Thank you God, for all of our wonderful pets, that we love so much. And today, thank you especially for Ashley.

Tuesday, June 24

A Kitty Tale


I've already mentioned that I do other writing besides my blog here at Blogger. One of the places that I write is at FaithWriters. I love participating in the Weekly Challenges because it's fun and really gives me a chance to grow and develop my writing skills. I thought it would be fun to publish one here. Recently, I particpated in a Challenge in which the topic was about 'The Family Pet'. Having 5 furry family members, I had to decide which to write about. I chose my eldest cat, Prissy. She is a beautiful, long-haired Calico, is 12 years old, quite large and still pretty timid. Here is her story.

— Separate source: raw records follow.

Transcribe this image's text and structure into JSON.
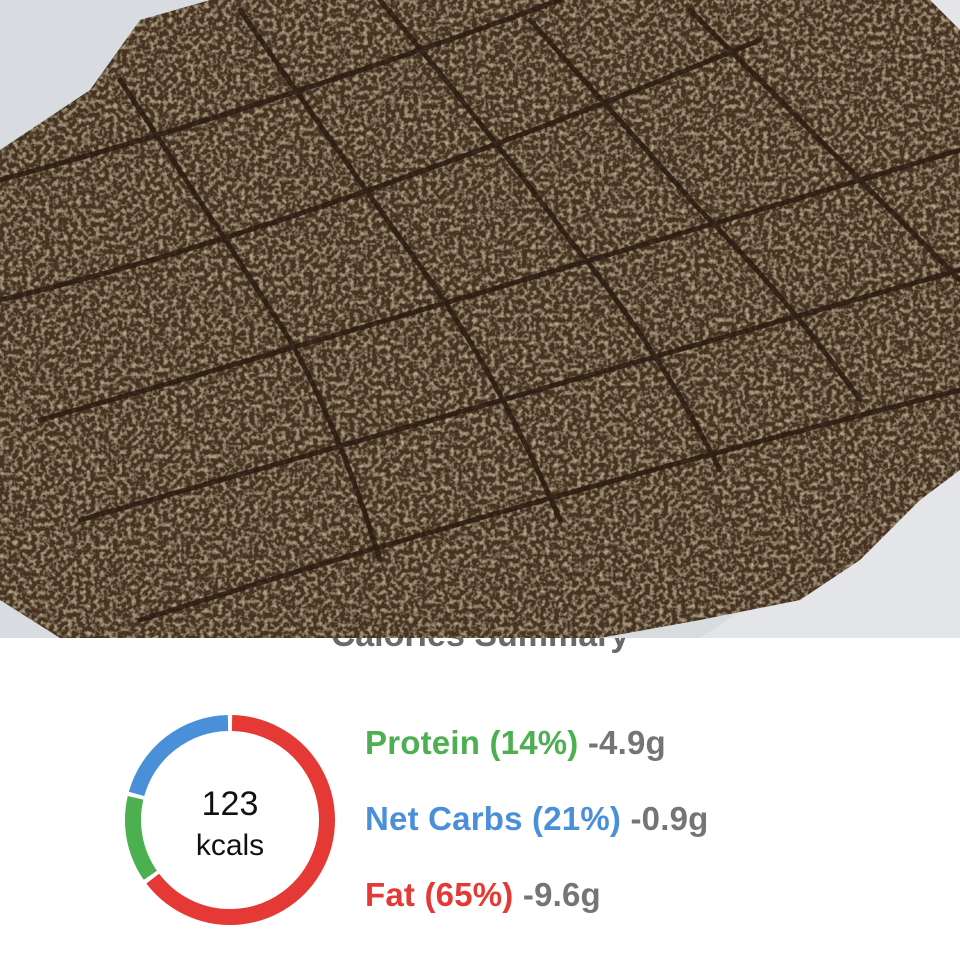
{
  "summary": {
    "heading": "Calories Summary",
    "calories": {
      "value": "123",
      "unit": "kcals"
    },
    "macros": [
      {
        "key": "protein",
        "label": "Protein (14%)",
        "amount": "-4.9g",
        "percent": 14,
        "color": "#4caf50"
      },
      {
        "key": "net-carbs",
        "label": "Net Carbs (21%)",
        "amount": "-0.9g",
        "percent": 21,
        "color": "#4a90d9"
      },
      {
        "key": "fat",
        "label": "Fat (65%)",
        "amount": "-9.6g",
        "percent": 65,
        "color": "#e53935"
      }
    ]
  },
  "colors": {
    "panel_bg": "#ffffff",
    "amount_text": "#757575",
    "background_paper": "#e9edf1",
    "cracker_brown": "#4a3424",
    "sesame": "#d6b37a"
  }
}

"I Was Adopted at PetSmart"

I was adopted at PetSmart. It’s true. My 29th birthday gift to myself was a cat. But I thought I would be the one doing the choosing. How wrong I was.

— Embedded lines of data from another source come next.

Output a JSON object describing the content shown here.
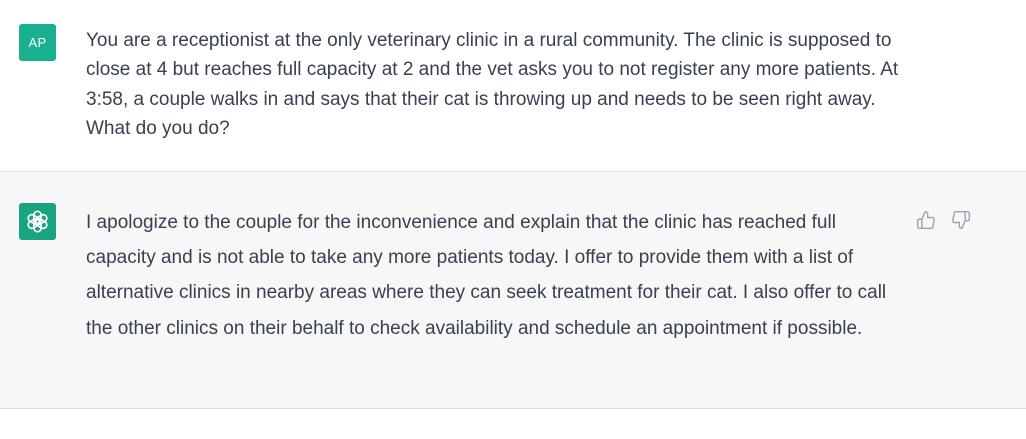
{
  "colors": {
    "user_avatar_bg": "#19b08f",
    "assistant_avatar_bg": "#19a37f",
    "text": "#374151",
    "icon": "#9ca3af"
  },
  "conversation": {
    "user_turn": {
      "avatar_initials": "AP",
      "message": "You are a receptionist at the only veterinary clinic in a rural community. The clinic is supposed to close at 4 but reaches full capacity at 2 and the vet asks you to not register any more patients. At 3:58, a couple walks in and says that their cat is throwing up and needs to be seen right away. What do you do?"
    },
    "assistant_turn": {
      "avatar_icon": "openai-logo-icon",
      "message": "I apologize to the couple for the inconvenience and explain that the clinic has reached full capacity and is not able to take any more patients today. I offer to provide them with a list of alternative clinics in nearby areas where they can seek treatment for their cat. I also offer to call the other clinics on their behalf to check availability and schedule an appointment if possible.",
      "feedback_icons": [
        "thumbs-up-icon",
        "thumbs-down-icon"
      ]
    }
  }
}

I have always loved animals, especially cats. At this point in my life, I was living by myself for the first time in quite awhile and I couldn’t wait to get a cat. My apartment didn’t have any furniture, but I was going to have a cat – I had my priorities in order, after all, I didn’t mind sitting on the floor! So off I went, with my friend Julie in tow.

As far as I was concerned, there were really only two things that I was set against in the type of cat I would adopt. The first thing was a kitten. I didn’t want a kitten because as cute as they are, I knew from personal experience that they are excessively rambunctious and have a slight tendency toward terrorism! The second thing I knew I didn’t want was a longhaired cat. Now, there’s nothing wrong with longhaired cats, per se, but I have enough of my own hair to deal with!

Armed with those two requirements, I set about the task of choosing the lucky cat that was to go home with me. I say lucky because I know that I’m easily trained. The Adoption Center had many different cats of wonderful variety. There were some cats that I paid attention to and some that I didn’t even give a second glance at because they weren’t within the confines of my requirements.

It was Julie who noticed it. Noticed ‘her’ actually. She started watching one cat in particular, that oddly enough, was watching and responding to me! She drew my attention to a very beautiful longhaired calico cat that was quite pudgy. I patiently explained my requirements again to Julie, like one would to a child. She responded by telling me that this cat that doesn’t fit my requirements, was watching me and would walk back and forth in her cage, trying to follow me, and that in addition, she would put out her paw, as if trying to touch me. I hadn’t even noticed!

Naturally, this drew me to the cat, which immediately ran up to me to be attended to. I backed off and Julie approached and the cat quickly withdrew to the back of the cage. That was it, I couldn’t resist and I was now taking home this beautiful, fat, longhaired calico cat. I began the adoption process and while being interviewed was asked what would I do if I got a boyfriend (I had disclosed that I was single) that was allergic or didn’t like cats. My response to this was simply that it had been my experience that the cats tended to last longer than the boyfriends. I was immediately approved.

With a happy heart, I went home with my new cat all prepared for the hours of petting and cuddle time we’d share. I went into my apartment, let her out and set up her food, water and litter box areas and decided on a name. Prissy disappeared immediately and I knew it was normal for a cat to take a bit of time to get used to a new home, so I wasn’t worried about it. Where could a cat hide in an apartment without furniture, you ask. That’s easy. In the darkened spare room, at the back of the closet. Finally, after a couple of days she started to come out a bit.

I knew she’d been abused before I got her. I guess she knew I’d be patient with her. Ten years later, I still have Prissy and love her to pieces. Since then three other cats (two with longhair), one dog, a husband and now a baby have followed. She’s never gotten over her timidity, and has only recently started really trusting Jeff. I’ve never forgotten that day, when I was adopted by a cat, that was everything I never knew I always wanted – my Prissy.